Buyers of Apple's new iPhone 13 face longer-than-expected delivery times because of a wave of COVID-19 infections in Vietnam, where components for the device's new camera module are assembled, Nikkei Asia said.
The disruption, which could ease as soon as mid-October, is linked to a constriction in supplies of modules for the phone's four models, as a significant number of components are assembled in Vietnam, it said, citing people familiar with the matter.
The latest iPhone 13 models have an advanced camera that allows more light in to capture sharp images in low-lit areas and also offers a transition focus from foreground to background in the same frame.
New Zealanders looking to buy a phone from the company's website face a two - three week delay in shipping for the standard iPhone 13, with the Pro models taking four to five weeks.
Some retailers in New Zealand have available phones, but options appear limited due to high demand and limited stock.
Several users and Apple's partners have highlighted delays after pre-ordering began in September due to a shortage of supply and high demand, with analysts warning of one of the longest waiting times for the phone in recent years.

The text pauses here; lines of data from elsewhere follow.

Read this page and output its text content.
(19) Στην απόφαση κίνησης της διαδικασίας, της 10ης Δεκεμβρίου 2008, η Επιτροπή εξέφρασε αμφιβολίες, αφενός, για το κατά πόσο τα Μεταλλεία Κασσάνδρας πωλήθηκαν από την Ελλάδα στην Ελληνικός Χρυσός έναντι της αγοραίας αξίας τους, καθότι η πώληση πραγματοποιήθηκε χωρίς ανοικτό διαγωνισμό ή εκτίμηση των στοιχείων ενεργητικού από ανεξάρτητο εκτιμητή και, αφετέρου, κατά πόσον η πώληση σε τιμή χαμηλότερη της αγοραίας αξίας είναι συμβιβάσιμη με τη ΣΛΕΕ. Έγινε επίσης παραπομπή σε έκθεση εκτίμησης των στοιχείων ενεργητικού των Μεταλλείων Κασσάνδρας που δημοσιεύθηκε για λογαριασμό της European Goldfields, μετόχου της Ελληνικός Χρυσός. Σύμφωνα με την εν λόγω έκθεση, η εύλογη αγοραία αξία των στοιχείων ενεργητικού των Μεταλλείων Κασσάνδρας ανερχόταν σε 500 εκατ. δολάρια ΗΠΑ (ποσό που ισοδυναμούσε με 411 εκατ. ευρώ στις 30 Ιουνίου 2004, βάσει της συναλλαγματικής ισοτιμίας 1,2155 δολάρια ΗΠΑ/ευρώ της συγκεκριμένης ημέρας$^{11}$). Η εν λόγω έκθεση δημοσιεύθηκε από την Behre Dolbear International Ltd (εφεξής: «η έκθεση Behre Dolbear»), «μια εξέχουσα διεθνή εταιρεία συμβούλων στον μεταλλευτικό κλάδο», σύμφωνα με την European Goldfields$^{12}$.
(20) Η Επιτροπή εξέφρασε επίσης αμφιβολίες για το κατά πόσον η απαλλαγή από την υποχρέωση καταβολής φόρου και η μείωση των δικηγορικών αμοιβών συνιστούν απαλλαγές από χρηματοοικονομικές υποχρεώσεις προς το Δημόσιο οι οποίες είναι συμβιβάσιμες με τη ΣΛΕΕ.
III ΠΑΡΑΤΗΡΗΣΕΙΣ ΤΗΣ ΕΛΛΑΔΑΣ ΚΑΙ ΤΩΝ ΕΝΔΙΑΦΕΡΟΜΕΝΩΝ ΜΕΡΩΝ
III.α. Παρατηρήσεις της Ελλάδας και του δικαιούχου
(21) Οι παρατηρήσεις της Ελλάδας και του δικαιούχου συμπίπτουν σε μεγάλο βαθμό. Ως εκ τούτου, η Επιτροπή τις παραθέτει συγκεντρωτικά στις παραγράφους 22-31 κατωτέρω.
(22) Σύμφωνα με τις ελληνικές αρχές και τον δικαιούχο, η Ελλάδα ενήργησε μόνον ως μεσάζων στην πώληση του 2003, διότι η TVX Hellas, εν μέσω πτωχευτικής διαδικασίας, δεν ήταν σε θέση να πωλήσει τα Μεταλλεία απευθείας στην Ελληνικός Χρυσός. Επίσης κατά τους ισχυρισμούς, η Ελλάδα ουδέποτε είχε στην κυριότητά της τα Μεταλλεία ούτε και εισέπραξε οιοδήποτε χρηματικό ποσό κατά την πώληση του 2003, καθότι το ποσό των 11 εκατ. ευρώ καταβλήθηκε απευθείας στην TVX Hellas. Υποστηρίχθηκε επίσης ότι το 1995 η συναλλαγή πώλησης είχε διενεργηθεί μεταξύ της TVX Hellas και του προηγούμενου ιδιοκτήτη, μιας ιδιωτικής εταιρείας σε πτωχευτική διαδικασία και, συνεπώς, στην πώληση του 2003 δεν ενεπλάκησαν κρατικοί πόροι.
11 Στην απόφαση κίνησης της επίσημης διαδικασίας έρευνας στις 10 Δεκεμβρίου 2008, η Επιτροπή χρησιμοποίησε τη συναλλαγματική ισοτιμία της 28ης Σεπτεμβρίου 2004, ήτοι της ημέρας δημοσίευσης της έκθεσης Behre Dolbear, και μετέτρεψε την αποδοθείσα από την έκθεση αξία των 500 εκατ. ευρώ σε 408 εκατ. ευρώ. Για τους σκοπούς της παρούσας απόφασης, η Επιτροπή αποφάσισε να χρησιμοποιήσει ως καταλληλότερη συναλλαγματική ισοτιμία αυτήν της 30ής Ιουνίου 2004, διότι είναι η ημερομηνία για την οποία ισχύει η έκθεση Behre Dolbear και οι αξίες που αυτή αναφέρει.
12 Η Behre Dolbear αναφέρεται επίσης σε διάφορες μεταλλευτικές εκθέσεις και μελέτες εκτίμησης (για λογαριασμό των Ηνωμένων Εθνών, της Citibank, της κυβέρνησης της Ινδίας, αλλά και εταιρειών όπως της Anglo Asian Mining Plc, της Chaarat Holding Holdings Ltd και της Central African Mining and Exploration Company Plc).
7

Apple relies on more than a dozen factories that manufacture components in Vietnam, which has been grappling with a rise in infections since April, mostly in its business hub Ho Chi Minh City and neighbouring industrial provinces.

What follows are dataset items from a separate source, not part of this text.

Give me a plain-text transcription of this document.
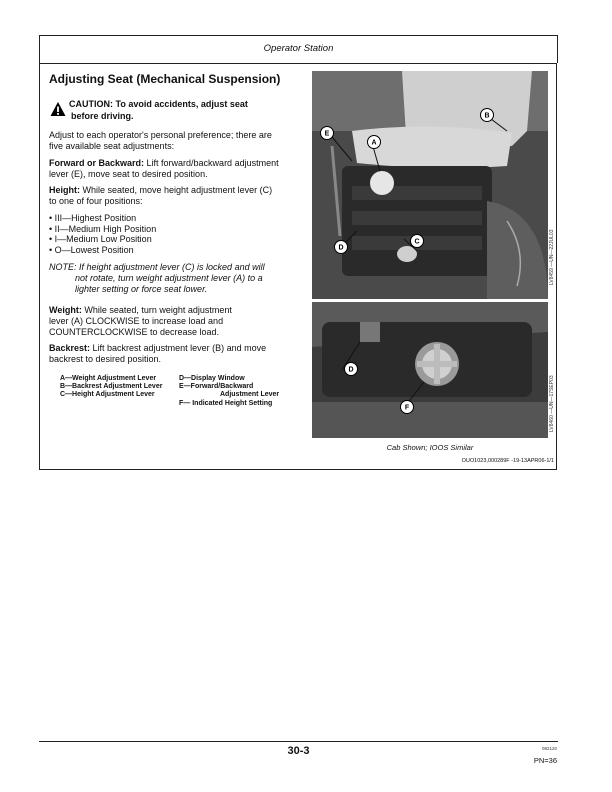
Operator Station
Adjusting Seat (Mechanical Suspension)
CAUTION: To avoid accidents, adjust seat
before driving.
Adjust to each operator's personal preference; there are
five available seat adjustments:
Forward or Backward: Lift forward/backward adjustment
lever (E), move seat to desired position.
Height: While seated, move height adjustment lever (C)
to one of four positions:
• III—Highest Position
• II—Medium High Position
• I—Medium Low Position
• O—Lowest Position
NOTE: If height adjustment lever (C) is locked and will
not rotate, turn weight adjustment lever (A) to a
lighter setting or force seat lower.
Weight: While seated, turn weight adjustment
lever (A) CLOCKWISE to increase load and
COUNTERCLOCKWISE to decrease load.
Backrest: Lift backrest adjustment lever (B) and move
backrest to desired position.
A—Weight Adjustment Lever
B—Backrest Adjustment Lever
C—Height Adjustment Lever
D—Display Window
E—Forward/Backward
Adjustment Lever
F— Indicated Height Setting
E
A
B
C
D	LV8459 —UN—22JUL03
D
F	LV8460 —UN—17SEP03
Cab Shown; IOOS Similar
OUO1023,000289F -19-13APR06-1/1
30-3	082120
PN=36
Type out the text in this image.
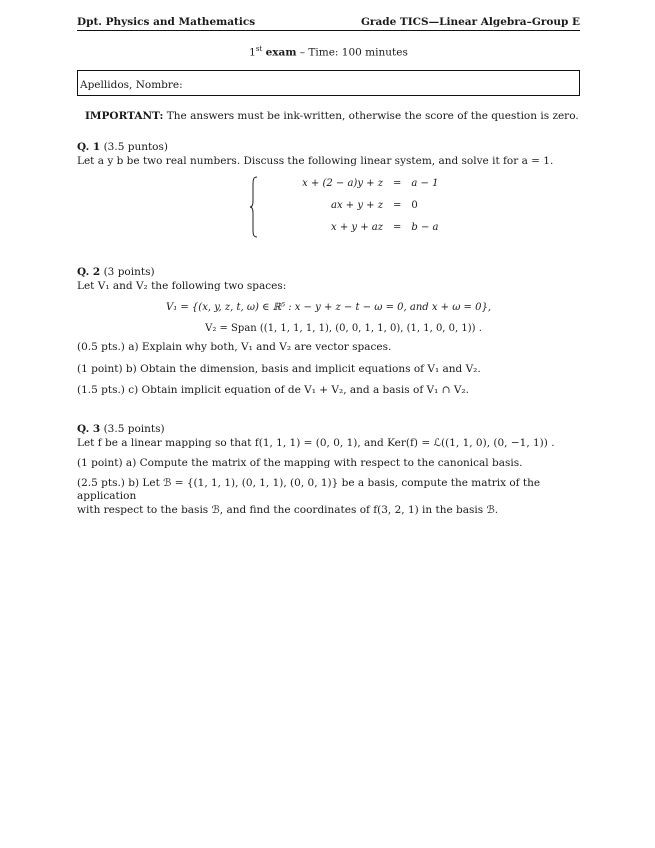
Dpt. Physics and Mathematics	Grade TICS—Linear Algebra–Group E
1st exam – Time: 100 minutes
Apellidos, Nombre:
IMPORTANT: The answers must be ink-written, otherwise the score of the question is zero.
Q. 1 (3.5 puntos)
Let a y b be two real numbers. Discuss the following linear system, and solve it for a = 1.
x + (2 − a)y + z = a − 1
ax + y + z = 0
x + y + az = b − a
Q. 2 (3 points)
Let V₁ and V₂ the following two spaces:
V₁ = {(x, y, z, t, ω) ∈ ℝ⁵ : x − y + z − t − ω = 0, and x + ω = 0},
V₂ = Span ((1, 1, 1, 1, 1), (0, 0, 1, 1, 0), (1, 1, 0, 0, 1)) .
(0.5 pts.) a) Explain why both, V₁ and V₂ are vector spaces.
(1 point) b) Obtain the dimension, basis and implicit equations of V₁ and V₂.
(1.5 pts.) c) Obtain implicit equation of de V₁ + V₂, and a basis of V₁ ∩ V₂.
Q. 3 (3.5 points)
Let f be a linear mapping so that f(1, 1, 1) = (0, 0, 1), and Ker(f) = ℒ((1, 1, 0), (0, −1, 1)) .
(1 point) a) Compute the matrix of the mapping with respect to the canonical basis.
(2.5 pts.) b) Let ℬ = {(1, 1, 1), (0, 1, 1), (0, 0, 1)} be a basis, compute the matrix of the application
with respect to the basis ℬ, and find the coordinates of f(3, 2, 1) in the basis ℬ.
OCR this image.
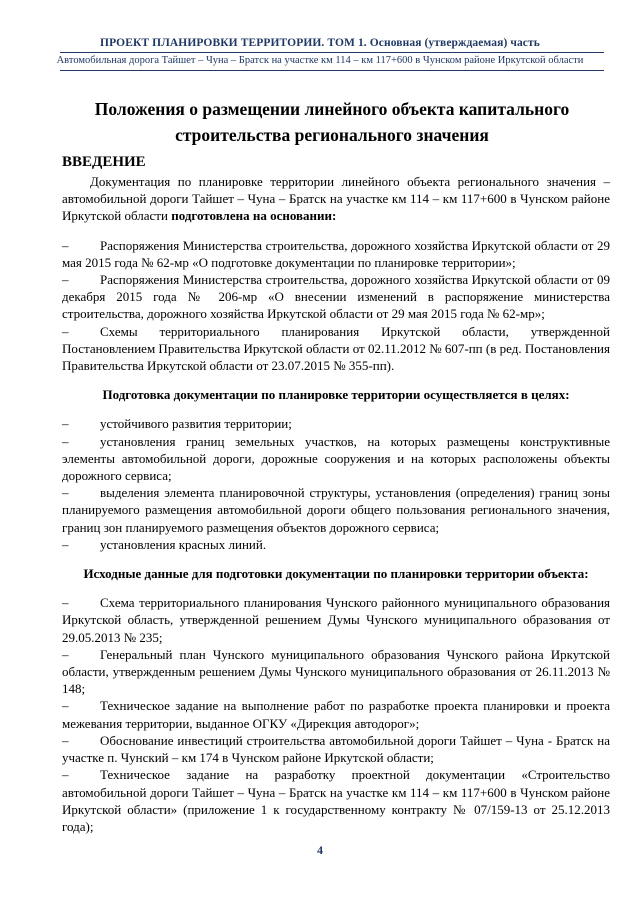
ПРОЕКТ ПЛАНИРОВКИ ТЕРРИТОРИИ. ТОМ 1. Основная (утверждаемая) часть
Автомобильная дорога Тайшет – Чуна – Братск на участке км 114 – км 117+600 в Чунском районе Иркутской области
Положения о размещении линейного объекта капитального
строительства регионального значения
ВВЕДЕНИЕ

Документация по планировке территории линейного объекта регионального значения – автомобильной дороги Тайшет – Чуна – Братск на участке км 114 – км 117+600 в Чунском районе Иркутской области подготовлена на основании:

– Распоряжения Министерства строительства, дорожного хозяйства Иркутской области от 29 мая 2015 года № 62-мр «О подготовке документации по планировке территории»;

– Распоряжения Министерства строительства, дорожного хозяйства Иркутской области от 09 декабря 2015 года № 206-мр «О внесении изменений в распоряжение министерства строительства, дорожного хозяйства Иркутской области от 29 мая 2015 года № 62-мр»;

– Схемы территориального планирования Иркутской области, утвержденной Постановлением Правительства Иркутской области от 02.11.2012 № 607-пп (в ред. Постановления Правительства Иркутской области от 23.07.2015 № 355-пп).

Подготовка документации по планировке территории осуществляется в целях:

– устойчивого развития территории;

– установления границ земельных участков, на которых размещены конструктивные элементы автомобильной дороги, дорожные сооружения и на которых расположены объекты дорожного сервиса;

– выделения элемента планировочной структуры, установления (определения) границ зоны планируемого размещения автомобильной дороги общего пользования регионального значения, границ зон планируемого размещения объектов дорожного сервиса;

– установления красных линий.

Исходные данные для подготовки документации по планировки территории объекта:

– Схема территориального планирования Чунского районного муниципального образования Иркутской область, утвержденной решением Думы Чунского муниципального образования от 29.05.2013 № 235;

– Генеральный план Чунского муниципального образования Чунского района Иркутской области, утвержденным решением Думы Чунского муниципального образования от 26.11.2013 № 148;

– Техническое задание на выполнение работ по разработке проекта планировки и проекта межевания территории, выданное ОГКУ «Дирекция автодорог»;

– Обоснование инвестиций строительства автомобильной дороги Тайшет – Чуна - Братск на участке п. Чунский – км 174 в Чунском районе Иркутской области;

– Техническое задание на разработку проектной документации «Строительство автомобильной дороги Тайшет – Чуна – Братск на участке км 114 – км 117+600 в Чунском районе Иркутской области» (приложение 1 к государственному контракту № 07/159-13 от 25.12.2013 года);

4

Digitimes is reporting that Taiwan-based makers of some of Apple's camera components are giving priority to the Cupertino-based company over other smartphone manufacturers.
The website cites industry sources saying pre-sales of the iPhone 13 series in China and Taiwan, as well as the higher profitability from Apple's orders is one reason.
"Samsung's sales of new smartphones in third-quarter 2021 fell short of original expectation, and Chinese smartphone vendors including Oppo, Vivo and Xiaomi have relatively high inventory levels for components," the website also reported.
Meanwhile, Apple suppliers in China have suspended production at some factories for a number of days to comply with tighter energy consumption policies.